Ramon Jacobs-Shaw, MD, MPA
Dr. Ramon Jacobs-Shaw is responsible for the development and implementation of Belong Health’s care model, care delivery and clinical management programs for D-SNP populations. Dr. Jacobs-Shaw is a Harvard-trained physician executive who completed his residency and chief residency in both internal medicine and pediatrics at Massachusetts General Hospital and Boston Children’s Hospital. He has 10+ years of clinical leadership in value-based care for Medicare and D-SNP populations in academia and for care delivery organizations.

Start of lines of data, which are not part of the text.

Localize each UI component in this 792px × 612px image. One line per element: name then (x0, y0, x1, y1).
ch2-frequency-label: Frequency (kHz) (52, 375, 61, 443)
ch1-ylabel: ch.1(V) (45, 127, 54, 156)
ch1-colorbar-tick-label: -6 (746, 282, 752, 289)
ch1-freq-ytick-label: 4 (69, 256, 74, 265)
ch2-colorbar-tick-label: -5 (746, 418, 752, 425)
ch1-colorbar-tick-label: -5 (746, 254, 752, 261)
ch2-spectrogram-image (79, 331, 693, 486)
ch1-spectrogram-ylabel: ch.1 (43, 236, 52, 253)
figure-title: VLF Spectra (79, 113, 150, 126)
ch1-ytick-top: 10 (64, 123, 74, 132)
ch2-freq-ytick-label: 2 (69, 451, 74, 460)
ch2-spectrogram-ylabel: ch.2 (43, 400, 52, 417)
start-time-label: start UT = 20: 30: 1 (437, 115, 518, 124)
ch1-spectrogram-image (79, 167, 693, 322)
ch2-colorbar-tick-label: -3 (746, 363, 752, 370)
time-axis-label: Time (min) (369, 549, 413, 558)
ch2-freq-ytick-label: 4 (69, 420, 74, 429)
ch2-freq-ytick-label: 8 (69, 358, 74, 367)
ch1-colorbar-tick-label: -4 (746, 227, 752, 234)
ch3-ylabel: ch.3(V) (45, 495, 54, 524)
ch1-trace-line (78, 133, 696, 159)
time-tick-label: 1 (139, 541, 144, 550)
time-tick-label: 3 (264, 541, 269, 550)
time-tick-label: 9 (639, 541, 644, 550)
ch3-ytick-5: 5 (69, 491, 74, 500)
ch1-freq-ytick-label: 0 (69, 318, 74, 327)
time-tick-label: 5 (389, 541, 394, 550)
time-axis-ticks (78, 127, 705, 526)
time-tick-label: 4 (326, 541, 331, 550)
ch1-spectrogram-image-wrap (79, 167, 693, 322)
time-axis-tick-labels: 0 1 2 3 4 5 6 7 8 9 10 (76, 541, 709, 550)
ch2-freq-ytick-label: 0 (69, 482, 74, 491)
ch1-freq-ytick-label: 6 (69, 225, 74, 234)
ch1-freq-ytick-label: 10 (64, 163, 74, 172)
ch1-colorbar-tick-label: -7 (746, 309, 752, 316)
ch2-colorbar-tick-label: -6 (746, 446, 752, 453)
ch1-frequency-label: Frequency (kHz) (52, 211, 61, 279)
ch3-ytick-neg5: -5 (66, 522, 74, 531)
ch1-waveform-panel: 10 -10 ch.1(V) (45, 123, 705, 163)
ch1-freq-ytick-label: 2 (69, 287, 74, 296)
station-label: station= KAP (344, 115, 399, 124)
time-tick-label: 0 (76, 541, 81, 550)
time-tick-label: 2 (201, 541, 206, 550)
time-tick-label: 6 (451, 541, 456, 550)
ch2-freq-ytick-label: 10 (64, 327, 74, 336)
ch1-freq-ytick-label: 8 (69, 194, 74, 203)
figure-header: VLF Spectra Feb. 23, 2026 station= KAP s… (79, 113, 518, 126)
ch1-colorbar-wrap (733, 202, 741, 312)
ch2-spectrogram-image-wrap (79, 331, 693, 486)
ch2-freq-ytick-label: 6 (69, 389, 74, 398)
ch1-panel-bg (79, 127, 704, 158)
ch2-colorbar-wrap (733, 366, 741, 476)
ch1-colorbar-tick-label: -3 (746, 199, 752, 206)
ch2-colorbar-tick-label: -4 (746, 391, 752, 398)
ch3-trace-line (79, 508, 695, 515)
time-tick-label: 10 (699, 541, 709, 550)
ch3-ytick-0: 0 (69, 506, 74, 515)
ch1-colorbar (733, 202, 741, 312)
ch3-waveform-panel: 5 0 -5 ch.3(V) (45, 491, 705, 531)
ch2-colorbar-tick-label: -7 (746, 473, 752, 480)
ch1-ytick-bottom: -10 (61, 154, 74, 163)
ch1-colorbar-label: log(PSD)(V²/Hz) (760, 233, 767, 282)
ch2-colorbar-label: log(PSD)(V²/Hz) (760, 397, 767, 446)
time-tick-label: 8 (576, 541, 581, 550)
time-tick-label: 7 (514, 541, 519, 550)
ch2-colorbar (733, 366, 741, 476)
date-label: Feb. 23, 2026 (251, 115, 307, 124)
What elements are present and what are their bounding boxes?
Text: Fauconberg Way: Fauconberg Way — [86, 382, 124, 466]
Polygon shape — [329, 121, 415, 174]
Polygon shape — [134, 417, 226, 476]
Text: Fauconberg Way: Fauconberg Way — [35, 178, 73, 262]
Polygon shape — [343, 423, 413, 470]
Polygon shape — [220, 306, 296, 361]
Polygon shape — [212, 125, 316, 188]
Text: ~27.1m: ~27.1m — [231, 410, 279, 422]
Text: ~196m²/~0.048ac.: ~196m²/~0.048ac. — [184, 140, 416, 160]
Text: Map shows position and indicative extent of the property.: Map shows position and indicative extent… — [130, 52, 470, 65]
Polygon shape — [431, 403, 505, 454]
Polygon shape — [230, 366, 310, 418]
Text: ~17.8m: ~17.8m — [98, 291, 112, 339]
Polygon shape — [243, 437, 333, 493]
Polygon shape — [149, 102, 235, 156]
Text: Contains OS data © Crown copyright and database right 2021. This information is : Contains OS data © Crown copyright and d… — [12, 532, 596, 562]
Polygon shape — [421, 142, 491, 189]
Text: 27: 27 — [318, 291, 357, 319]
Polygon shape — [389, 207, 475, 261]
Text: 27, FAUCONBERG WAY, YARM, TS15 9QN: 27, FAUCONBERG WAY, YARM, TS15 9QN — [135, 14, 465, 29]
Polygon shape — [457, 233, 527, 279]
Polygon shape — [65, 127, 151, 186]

Prior to joining Belong Health, he served as a Senior Medical Director at Oak Street Health and Regional Medical Officer at CareMore Health, two physician-founded and physician-led care delivery systems that focus on improving and coordinating care for high-risk seniors in Medicare Advantage and Dual-Eligible plans.
He also has a passion for education in holistic, patient-centered care, having served as Associate Professor of Medicine at NYU School of Medicine and University of North Carolina at Chapel Hill.